Dave Agans (daveagans) | 46 comments May I humbly recommend my novel The Urban Legion? It's a Men-in-Black inspired spoof of conspiracies and the urban legends they fake. It's definitely dry satire ala Vonnegut and Christopher Buckley. And in general, you might want to look into the Jasper Fforde Thursday Next series. https://amzn.to/2ww6bFJ


message 9: by Rebecca (new)

Rebecca Douglass (rdouglass) | 2422 comments Mod
Easy on the self-recommendations, folks! Remember the rules?
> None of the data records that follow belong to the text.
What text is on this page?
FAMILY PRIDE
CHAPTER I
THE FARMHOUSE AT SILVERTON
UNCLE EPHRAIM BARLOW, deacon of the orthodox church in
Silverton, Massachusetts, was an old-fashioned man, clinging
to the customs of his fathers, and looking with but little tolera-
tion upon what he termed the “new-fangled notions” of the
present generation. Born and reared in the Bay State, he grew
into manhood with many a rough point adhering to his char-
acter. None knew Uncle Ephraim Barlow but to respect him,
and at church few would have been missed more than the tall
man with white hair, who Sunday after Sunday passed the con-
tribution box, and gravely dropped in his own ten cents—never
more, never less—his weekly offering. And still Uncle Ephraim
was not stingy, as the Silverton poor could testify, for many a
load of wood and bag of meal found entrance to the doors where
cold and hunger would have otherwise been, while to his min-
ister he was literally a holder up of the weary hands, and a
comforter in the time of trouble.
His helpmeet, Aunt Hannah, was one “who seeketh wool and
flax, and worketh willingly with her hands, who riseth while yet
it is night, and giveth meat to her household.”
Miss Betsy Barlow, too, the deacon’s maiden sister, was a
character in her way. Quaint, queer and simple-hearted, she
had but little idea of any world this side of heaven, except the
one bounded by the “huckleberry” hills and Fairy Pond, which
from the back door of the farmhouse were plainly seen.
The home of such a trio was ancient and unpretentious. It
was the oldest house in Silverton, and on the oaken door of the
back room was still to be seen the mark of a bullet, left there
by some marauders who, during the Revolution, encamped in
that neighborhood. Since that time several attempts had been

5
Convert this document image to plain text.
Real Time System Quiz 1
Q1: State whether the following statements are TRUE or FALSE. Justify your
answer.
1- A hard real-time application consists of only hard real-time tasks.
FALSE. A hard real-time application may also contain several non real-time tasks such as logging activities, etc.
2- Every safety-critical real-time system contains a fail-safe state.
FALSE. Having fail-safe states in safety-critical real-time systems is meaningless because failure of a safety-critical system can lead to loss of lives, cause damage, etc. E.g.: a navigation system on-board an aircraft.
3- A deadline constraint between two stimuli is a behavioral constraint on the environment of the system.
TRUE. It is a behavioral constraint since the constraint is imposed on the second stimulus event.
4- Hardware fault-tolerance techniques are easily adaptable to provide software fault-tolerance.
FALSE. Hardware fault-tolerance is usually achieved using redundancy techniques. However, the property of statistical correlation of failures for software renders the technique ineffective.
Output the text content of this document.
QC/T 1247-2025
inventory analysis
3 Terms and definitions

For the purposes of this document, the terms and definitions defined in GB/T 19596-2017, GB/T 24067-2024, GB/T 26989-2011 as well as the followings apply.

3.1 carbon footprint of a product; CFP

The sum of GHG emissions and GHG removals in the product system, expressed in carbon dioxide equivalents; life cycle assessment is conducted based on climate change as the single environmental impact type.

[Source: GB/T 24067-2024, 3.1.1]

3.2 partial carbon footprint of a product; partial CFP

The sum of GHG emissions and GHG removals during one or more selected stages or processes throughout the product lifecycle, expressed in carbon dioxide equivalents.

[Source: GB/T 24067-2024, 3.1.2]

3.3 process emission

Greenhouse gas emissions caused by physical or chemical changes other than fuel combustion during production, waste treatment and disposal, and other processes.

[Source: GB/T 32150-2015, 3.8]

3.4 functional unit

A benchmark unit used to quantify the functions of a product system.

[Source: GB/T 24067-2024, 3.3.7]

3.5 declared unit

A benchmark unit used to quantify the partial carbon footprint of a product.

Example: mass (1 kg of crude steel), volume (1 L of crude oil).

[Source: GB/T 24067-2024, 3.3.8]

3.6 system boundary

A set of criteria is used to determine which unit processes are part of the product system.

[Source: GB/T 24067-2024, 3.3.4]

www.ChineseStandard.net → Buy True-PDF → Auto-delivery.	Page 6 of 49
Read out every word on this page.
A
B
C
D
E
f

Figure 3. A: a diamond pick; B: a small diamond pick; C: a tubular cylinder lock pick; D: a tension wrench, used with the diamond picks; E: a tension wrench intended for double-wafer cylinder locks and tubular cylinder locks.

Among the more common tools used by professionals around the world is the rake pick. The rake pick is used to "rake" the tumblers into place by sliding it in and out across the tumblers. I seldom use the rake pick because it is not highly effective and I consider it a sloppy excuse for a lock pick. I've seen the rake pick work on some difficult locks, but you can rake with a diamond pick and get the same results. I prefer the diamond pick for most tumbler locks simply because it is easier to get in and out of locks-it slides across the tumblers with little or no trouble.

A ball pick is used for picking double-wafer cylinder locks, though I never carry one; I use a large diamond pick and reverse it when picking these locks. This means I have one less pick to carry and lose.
Something about not doing that, I'm pretty sure.


message 10: by Brena (new)

Brena Mercer | 617 comments There is the thread - pimp your book here.


message 11: by K.A. (new)

K.A. Ashcomb | 90 comments I jumped the gun (skipped waiting for the summer) and started reading Confederacy of Dunces right away. I'm one third of the way and I have to say that some writers have it, the way to portray the world with words. I put Christopher Buckley's two books on my waiting list and when summer comes I dive right in. They really looked great.

I have read the first book of Thursday Next series, I'm not quite sure if I like it or not. I read the first book on my flight to my sister's place and it was entertaining and sucked me in, but for me something was missing and I'm not sure what. And to be honest I'm a bit afraid to try the next novel. I'm not sure why. Does it get... (not sure how to finish this sentence as better doesn't seem fitting)?


message 12: by Joel (new)

Joel Bresler | 1559 comments Mod
Glad you're enjoying Confederacy of Dunces. I'm kind of the same way with the Jasper Fforde books - the first I read was amusing, but I think he pushed it too far as a series.


message 13: by Dave (new)

Dave Agans (daveagans) | 46 comments The Jasper Fforde series is definitely uneven--some are thin plots but lots of silly language jokes, some are more plot-driven. The first book has a lot less of the Bookworld meta-literature jokes, so I found the next few books more entertaining. I agree with Joel, Fforde probably pushed it too far (there are 7 books I think) and a few are weak. But as a fan of silly meta-writing jokes, I enjoyed them all,


message 14: by Dave (new)

Dave Agans (daveagans) | 46 comments Rebecca wrote: "Easy on the self-recommendations, folks! Remember the rules? Something about not doing that, I'm pretty sure."
Whoops, sorry. Got carried away by mention of Kurt Vonnegut and Christopher Buckley in the same post.